Local Businesses Reduce Environmental Footprints with Recycling Program

John Lupo, owner of Grandma’s Bakery, with his recycling containers.

At its 23,000-square-foot commercial facility in White Bear Lake, Grandma’s Bakery uses about 1,200 pounds of soybean oil per week. The bakery used to buy the oil in 35-pound cardboard jugs, packaged inside heavy-duty cardboard boxes. Those boxes “can’t be crushed down,” according to owner John Lupo. They took a lot of space in trash-hauling trucks and the county landfill—at a time when shrinking landfill capacity is a major problem for local governments.

But in recent years, Grandma’s has greatly reduced its waste stream and disposal costs by embracing recycling practices featured in the BizRecycling program, a free program offered to businesses (or other organizations) by Ramsey and Washington counties. Each participating business is connected with a consultant who conducts a free, 30-minute waste assessment, and then offers advice for designing a new or improved recycling and/or organics collection program to fit the business owner’s needs. Businesses are responsible for buying recycling bins, but they can apply for grant funding to cover the cost.

The program offers grants of up to $10,000 which can be used to cover the cost of minor construction, such as expanding a loading dock, according to Zack Hansen, environmental health director for the St. Paul-Ramsey County Department of Public Health.

Tom Snell, executive director of the White Bear Area Chamber of Commerce, says approximately 40 area businesses have requested no-obligation trash recycling audits from Minnesota Waste Wise.
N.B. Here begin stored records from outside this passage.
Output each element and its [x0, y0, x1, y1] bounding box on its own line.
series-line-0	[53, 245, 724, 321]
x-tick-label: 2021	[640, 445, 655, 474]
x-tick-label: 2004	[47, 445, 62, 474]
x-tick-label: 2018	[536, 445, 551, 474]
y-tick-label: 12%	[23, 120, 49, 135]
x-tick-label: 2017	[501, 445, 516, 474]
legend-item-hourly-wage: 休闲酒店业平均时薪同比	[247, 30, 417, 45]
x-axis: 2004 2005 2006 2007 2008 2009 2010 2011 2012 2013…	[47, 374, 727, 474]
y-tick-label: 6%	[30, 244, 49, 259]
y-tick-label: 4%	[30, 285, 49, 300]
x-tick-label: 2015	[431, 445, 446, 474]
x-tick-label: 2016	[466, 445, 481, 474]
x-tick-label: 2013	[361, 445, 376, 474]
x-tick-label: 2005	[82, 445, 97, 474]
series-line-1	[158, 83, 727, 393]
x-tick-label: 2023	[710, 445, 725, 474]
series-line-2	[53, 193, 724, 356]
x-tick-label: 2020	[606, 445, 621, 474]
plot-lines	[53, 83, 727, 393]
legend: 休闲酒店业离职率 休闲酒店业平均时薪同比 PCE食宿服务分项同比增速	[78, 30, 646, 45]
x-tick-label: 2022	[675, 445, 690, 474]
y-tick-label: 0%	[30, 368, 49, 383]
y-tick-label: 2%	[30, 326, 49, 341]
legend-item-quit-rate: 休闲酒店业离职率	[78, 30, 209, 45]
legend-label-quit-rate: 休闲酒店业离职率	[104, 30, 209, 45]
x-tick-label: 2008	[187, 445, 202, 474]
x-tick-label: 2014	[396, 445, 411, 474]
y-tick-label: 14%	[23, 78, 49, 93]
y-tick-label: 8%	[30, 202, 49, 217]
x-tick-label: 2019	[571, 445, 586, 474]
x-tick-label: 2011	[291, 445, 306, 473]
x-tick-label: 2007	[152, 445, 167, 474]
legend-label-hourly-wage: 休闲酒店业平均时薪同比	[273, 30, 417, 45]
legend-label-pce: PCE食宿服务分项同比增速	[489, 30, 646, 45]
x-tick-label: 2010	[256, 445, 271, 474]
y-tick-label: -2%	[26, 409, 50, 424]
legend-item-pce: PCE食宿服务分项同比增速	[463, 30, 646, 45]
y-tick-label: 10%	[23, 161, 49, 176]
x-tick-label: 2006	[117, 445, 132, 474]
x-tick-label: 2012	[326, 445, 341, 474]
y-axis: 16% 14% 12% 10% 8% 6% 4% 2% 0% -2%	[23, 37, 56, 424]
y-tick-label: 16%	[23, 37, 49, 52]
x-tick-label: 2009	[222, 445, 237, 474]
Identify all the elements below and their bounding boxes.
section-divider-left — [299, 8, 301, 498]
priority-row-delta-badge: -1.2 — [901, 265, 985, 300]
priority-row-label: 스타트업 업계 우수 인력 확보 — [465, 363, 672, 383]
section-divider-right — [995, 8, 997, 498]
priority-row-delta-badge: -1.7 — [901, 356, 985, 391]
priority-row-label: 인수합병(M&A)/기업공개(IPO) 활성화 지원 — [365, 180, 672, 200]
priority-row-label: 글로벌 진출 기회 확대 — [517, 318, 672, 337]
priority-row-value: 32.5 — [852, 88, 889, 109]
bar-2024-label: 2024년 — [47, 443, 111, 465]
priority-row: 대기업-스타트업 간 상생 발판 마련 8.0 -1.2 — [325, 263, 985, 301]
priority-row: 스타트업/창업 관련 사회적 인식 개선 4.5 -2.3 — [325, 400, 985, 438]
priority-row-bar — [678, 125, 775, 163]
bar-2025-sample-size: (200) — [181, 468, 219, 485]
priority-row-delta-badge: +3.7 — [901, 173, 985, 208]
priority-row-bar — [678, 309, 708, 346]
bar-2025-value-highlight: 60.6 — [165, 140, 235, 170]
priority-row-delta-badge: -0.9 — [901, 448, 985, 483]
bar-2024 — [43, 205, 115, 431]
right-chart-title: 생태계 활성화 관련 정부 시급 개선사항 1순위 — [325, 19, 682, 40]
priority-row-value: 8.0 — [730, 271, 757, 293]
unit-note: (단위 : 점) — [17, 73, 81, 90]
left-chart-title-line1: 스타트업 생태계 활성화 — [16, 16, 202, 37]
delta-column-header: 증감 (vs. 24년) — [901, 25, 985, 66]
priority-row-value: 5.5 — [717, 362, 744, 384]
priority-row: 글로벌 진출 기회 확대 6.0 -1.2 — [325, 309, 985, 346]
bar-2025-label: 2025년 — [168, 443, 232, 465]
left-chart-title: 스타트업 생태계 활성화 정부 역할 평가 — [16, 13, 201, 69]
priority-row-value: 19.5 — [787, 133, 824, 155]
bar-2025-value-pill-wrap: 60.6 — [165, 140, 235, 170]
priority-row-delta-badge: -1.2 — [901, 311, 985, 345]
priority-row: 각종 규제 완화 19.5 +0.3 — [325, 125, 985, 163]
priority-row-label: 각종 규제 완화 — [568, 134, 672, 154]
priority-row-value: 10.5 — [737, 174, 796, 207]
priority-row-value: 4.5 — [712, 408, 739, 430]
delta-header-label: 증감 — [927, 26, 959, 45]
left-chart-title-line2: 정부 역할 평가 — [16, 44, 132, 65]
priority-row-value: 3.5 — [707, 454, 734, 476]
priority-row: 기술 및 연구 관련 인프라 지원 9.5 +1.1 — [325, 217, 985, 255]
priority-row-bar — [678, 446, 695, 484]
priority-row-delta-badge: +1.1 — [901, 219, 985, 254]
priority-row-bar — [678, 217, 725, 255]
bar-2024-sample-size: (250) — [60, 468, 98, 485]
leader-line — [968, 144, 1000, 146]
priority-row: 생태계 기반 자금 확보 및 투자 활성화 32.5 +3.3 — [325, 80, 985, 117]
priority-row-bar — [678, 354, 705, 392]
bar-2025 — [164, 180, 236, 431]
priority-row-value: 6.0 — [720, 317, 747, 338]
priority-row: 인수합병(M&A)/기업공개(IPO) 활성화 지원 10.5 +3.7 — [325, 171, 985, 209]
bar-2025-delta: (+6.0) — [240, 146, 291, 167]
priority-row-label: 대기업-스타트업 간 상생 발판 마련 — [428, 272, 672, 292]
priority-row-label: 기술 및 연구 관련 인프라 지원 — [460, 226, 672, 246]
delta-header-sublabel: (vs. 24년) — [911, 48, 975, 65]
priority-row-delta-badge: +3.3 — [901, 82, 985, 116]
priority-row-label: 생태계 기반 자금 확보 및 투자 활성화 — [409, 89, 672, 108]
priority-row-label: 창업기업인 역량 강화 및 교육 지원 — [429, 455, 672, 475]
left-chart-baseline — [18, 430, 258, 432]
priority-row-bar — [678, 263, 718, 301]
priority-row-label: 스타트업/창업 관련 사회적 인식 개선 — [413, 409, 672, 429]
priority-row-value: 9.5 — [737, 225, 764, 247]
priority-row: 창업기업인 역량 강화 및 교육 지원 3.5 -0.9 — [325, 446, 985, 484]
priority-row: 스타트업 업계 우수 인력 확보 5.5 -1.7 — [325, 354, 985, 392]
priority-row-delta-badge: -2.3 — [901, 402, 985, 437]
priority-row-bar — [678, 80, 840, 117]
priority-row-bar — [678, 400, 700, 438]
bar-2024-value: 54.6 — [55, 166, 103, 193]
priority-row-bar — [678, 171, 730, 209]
Snell says several chamber members have saved disposal costs by participating in the BizRecycling program, which he calls “incredibly important” in its contribution to reducing the waste stream being sent to local landfills.

Grandma’s Bakery “started recycling on our own a number of years back, but we didn’t have a great plan,” Lupo says. Beginning with recycling glass, cardboard and organic waste at the small bakery/coffee shop, the initiative was well-received by employees and customers. “We saw the reaction and decided to do it at the big plant,” says Lupo, who founded the business as a small retail shop in 1978. Today, Grandma’s has about 135 employees, producing baked goods for approximately 250 retail outlets.

One of the first things Lupo did after joining the program was find a supplier that would deliver soybean oil in bulk, eliminating the container waste. “That was huge,” he says. Also, the bakery has a large amount of organic (food) waste from its baking operation. Another move was connecting with a company in Rosemount, which turns it into feed for farm animals.

Grandma’s used principles it learned at the small bakery, in a scaled-up version, at the factory facility—like strategically placing color-coded waste cans (blue and green for recyclables, black for paper to be shredded, gray for trash). “We found that if you don’t make recycling easy, [people] won’t do it,” says Lupo, who adds that the business now recycles about two-thirds of its paper, glass, metal and food waste.

Earlier this year, the Lodge of White Bear won a workplace waste reduction and recycling award from the White Bear Area Chamber of Commerce. In its first two years of the program, the facility, which has 116 senior apartments, reduced its waste disposal costs by 42 percent, according to general manager Bill Duerre.

When the program was launched, “it probably took a good month to get everything organized,” Duerre says, but using color-coded containers in apartments, kitchens, and dining and laundry rooms, has made it easier to keep recyclables separate from waste. “The key is making it convenient for the employees and residents. It’s all in the containers.”